The very opportunity for us to face adversity and affliction is part of the evidence of infinite love. God gave us the gift of living in mortality so that we could be prepared to receive the greatest of all the gifts of God, which is eternal life. Then our spirits will be changed. We will become able to want what God wants, to think as He thinks, and be prepared for the trust of an endless posterity to teach and to lead through tests to be raised up to qualify to live forever in eternal life.
The Lord’s relentless answers to my pleading has helped me and has encourage me in times of darkness. Even when I feel the truth of the Lord to deliver me in my trials, it still tests my courage and strength to endure. Lately it feels it will not end, during these times even physical strength is difficult, listening to RS lessons on how to deal with trials and adversity are hard to comprehend. The comments made are even difficult to hear. (sorry just being honest)
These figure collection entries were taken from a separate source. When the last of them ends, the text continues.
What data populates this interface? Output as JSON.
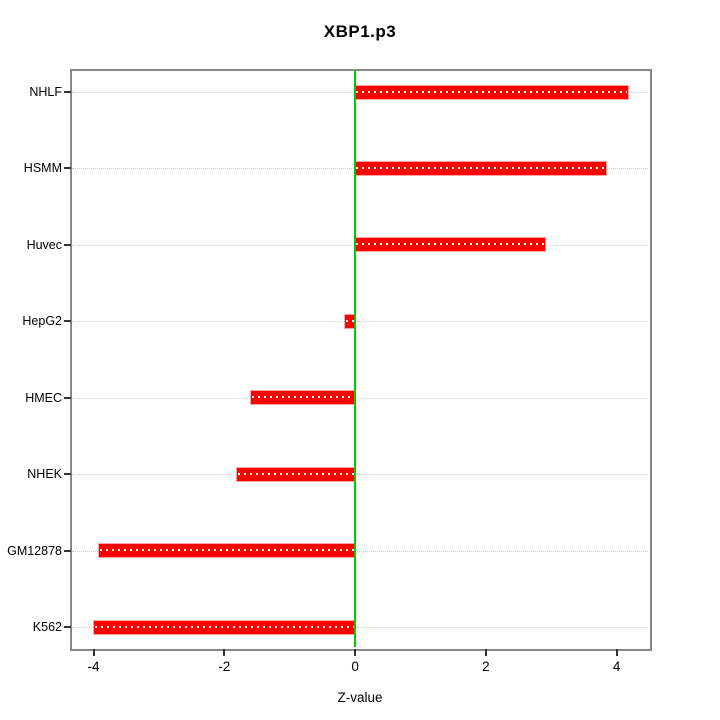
{
  "chart_data": {
    "type": "bar",
    "orientation": "horizontal",
    "title": "XBP1.p3",
    "xlabel": "Z-value",
    "ylabel": "",
    "categories": [
      "NHLF",
      "HSMM",
      "Huvec",
      "HepG2",
      "HMEC",
      "NHEK",
      "GM12878",
      "K562"
    ],
    "values": [
      4.17,
      3.84,
      2.91,
      -0.15,
      -1.59,
      -1.81,
      -3.92,
      -3.99
    ],
    "xticks": [
      -4,
      -2,
      0,
      2,
      4
    ],
    "xlim": [
      -4.33,
      4.48
    ],
    "zero_line_x": 0,
    "grid": "horizontal dotted line at each category",
    "legend": "none",
    "colors": {
      "bar": "#ff0000",
      "bar_center_dots": "#ffffff",
      "zero_line": "#00cd00",
      "gridline": "#cfcfcf",
      "box_border": "#888888",
      "text": "#000000"
    }
  }
}
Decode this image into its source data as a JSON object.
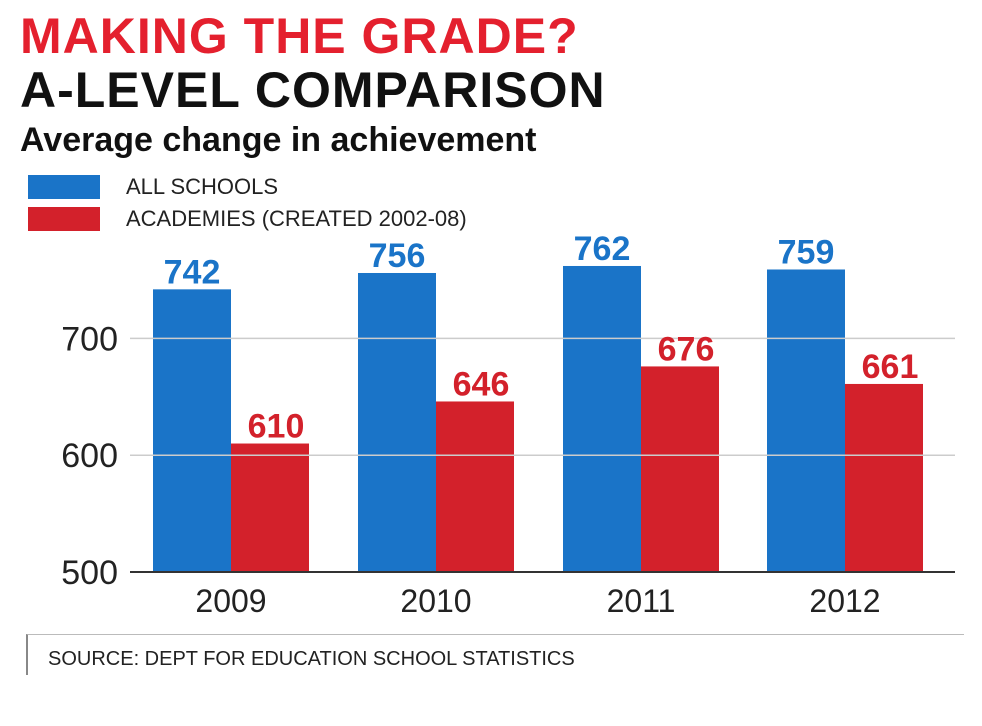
{
  "header": {
    "title_line1": "MAKING THE GRADE?",
    "title_line2": "A-LEVEL COMPARISON",
    "subtitle": "Average change in achievement"
  },
  "legend": [
    {
      "label": "ALL SCHOOLS",
      "color": "#1a74c8"
    },
    {
      "label": "ACADEMIES  (CREATED 2002-08)",
      "color": "#d3212b"
    }
  ],
  "source": "SOURCE: DEPT FOR EDUCATION SCHOOL STATISTICS",
  "chart_data": {
    "type": "bar",
    "categories": [
      "2009",
      "2010",
      "2011",
      "2012"
    ],
    "series": [
      {
        "name": "ALL SCHOOLS",
        "values": [
          742,
          756,
          762,
          759
        ],
        "color": "#1a74c8"
      },
      {
        "name": "ACADEMIES  (CREATED 2002-08)",
        "values": [
          610,
          646,
          676,
          661
        ],
        "color": "#d3212b"
      }
    ],
    "yticks": [
      "500",
      "600",
      "700"
    ],
    "ylim": [
      500,
      800
    ],
    "grid": true,
    "data_labels": true
  }
}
I am far from perfect, but I have begun to prepare my heart to be worthy of the Lord. I've had the attitude “Things will work out.” Medical insecurities have not eroded my faith; it has tested it and strengthened it. And the feeling of peace the Lord has promised has already been delivered in the midst of the storm. Other miracles are sure to follow. I expect the miracles to happen, and thank the Lord ahead of time for the miracle that I know is just around the corner.
I watch from a distance how Kayla and Jeremy have embraced the trial they have been faced with. Recker and Ezra are beautiful loving children, but don't mistake their love and affection with an easy road to take. From day to day they struggle, not knowing "what is going to happen next?" Those boys are into everything. Recker and Ezra are both non-verbal so try to imagine their frustration knowing everyone around them can talk. Their only way of communication is by taking us by the hand and leading us to what they need or want. I can only translate my feelings as a grandparent, not as the parent who is caring 24 hours, worrying 24 hours. The special bond these boys have with their cousins and family is unconditional love however, I can't imagine the heaviness on the shoulders of his parents. The responsibility the Lord has given them, is beyond what I can comprehend. I know that I am on a road to be the best I can be so I can live with these perfect little boys for eternity.